The official poverty measure has important effects—direct and indirect—on government policies and programs. Some government assistance programs for low-income people determine eligibility for benefits or services by comparing families' resources to the poverty thresholds or a multiple of them.3 Also, some formulas for allocating federal funds include state or local poverty rates as a factor.

The poverty measure influences policy making more broadly as an indicator of economic well-being to which policy makers, advocates, analysts, and the general public are sensitive. Trends in poverty rates over time and differences in poverty rates across population groups are often cited as reasons that a particular policy (or set of policies) is, or is not, needed. For example, the recent expansion of the Earned Income Tax Credit (EITC) was prompted by statistics on poverty among working families.

The poverty measure also plays a role in evaluating government programs for low-income people and, more generally, the effects of government policies and economic growth on the distribution of income. In academia, there is a large literature on the characteristics of the poor, factors leading to poverty and other kinds of deprivation, and the effects of poverty on other behaviors and outcomes.
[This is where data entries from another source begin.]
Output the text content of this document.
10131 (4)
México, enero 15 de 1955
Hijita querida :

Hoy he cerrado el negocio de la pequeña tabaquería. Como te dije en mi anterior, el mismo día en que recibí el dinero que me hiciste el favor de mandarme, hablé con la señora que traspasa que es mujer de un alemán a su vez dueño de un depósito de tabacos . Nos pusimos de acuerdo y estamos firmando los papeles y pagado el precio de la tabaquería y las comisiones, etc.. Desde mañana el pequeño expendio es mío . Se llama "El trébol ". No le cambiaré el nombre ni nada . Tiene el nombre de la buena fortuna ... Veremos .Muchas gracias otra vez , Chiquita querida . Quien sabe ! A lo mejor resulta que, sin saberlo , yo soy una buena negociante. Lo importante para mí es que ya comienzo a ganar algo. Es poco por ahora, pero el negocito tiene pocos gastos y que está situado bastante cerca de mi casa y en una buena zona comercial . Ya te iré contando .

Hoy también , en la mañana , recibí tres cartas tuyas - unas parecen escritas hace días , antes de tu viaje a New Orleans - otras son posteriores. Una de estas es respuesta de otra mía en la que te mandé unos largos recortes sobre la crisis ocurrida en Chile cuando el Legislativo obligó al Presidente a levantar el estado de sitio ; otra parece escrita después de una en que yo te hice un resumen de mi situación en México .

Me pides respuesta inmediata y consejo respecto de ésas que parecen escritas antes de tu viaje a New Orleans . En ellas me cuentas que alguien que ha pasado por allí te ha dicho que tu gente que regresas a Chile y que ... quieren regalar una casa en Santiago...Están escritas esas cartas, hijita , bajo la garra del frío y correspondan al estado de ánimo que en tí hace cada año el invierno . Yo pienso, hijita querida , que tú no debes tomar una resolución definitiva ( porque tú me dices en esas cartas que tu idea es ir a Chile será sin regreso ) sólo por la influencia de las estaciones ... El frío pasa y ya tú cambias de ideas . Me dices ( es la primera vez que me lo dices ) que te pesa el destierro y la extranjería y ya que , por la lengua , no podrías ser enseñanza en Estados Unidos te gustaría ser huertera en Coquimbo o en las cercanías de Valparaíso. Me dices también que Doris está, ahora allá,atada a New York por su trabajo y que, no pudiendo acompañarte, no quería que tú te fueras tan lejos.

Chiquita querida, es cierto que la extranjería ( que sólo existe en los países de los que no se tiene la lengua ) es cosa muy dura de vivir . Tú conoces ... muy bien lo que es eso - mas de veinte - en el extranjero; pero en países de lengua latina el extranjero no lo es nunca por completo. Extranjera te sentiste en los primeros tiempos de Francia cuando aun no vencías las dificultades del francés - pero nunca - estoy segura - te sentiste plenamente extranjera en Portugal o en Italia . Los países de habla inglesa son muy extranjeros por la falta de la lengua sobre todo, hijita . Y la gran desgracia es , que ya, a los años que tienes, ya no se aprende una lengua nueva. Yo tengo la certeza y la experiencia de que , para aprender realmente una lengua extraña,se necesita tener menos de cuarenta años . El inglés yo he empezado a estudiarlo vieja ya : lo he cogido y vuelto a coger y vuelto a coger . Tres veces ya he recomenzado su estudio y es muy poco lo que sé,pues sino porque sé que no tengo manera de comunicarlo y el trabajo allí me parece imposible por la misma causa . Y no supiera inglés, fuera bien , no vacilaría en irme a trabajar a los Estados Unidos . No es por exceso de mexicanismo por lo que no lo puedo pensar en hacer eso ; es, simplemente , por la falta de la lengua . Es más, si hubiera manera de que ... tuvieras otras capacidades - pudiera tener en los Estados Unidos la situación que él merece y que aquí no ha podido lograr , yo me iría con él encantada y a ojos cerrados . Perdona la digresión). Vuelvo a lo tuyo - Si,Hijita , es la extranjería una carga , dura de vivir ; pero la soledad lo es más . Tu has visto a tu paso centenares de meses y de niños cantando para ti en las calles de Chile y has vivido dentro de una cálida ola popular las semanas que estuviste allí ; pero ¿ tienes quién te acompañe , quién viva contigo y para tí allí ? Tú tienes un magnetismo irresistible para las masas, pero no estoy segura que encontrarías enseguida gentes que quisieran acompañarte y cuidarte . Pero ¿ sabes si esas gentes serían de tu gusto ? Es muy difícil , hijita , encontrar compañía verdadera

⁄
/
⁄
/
Consequently, each year's poverty figures are sought by policy makers, researchers, and the media, who look to see if the rate has changed for the nation as a whole and for specific population groups and to understand the causes and consequences of changes in the rate and their implications for public policy. For all of these users, it is critical that the measure provide an accurate picture of trends over time and of differences among groups, such as children, the elderly, minorities, working people, people receiving government assistance, people in cities, and people in rural areas.

Poverty statistics regularly make the headlines, but, increasingly over the past decade, so do stories that question the soundness of the concepts and methodology from which the official numbers derive. In response to a request of the U.S. Congress, the Committee on National Statistics of the National Research Council established a study panel to address the concerns about the poverty measure and also to consider related conceptual and methodological issues in establishing standards for welfare payments to needy families.

Our panel—the Panel on Poverty and Family Assistance: Concepts, Information Needs, and Measurement Methods—has concluded that revisions to the current poverty measure are long overdue. We have developed a new measure, embracing both the concept of the poverty standard or threshold

3  

Most of the programs that relate eligibility to the poverty measure actually use the poverty guidelines, which were originally developed by OEO and are issued annually by the U.S. Department of Health and Human Services. The poverty guidelines are constructed by smoothing the official thresholds for different size families (see Fisher, 1992c). For historical reasons, the guidelines are higher than the thresholds for Alaska (by 25%) and Hawaii (by 15%).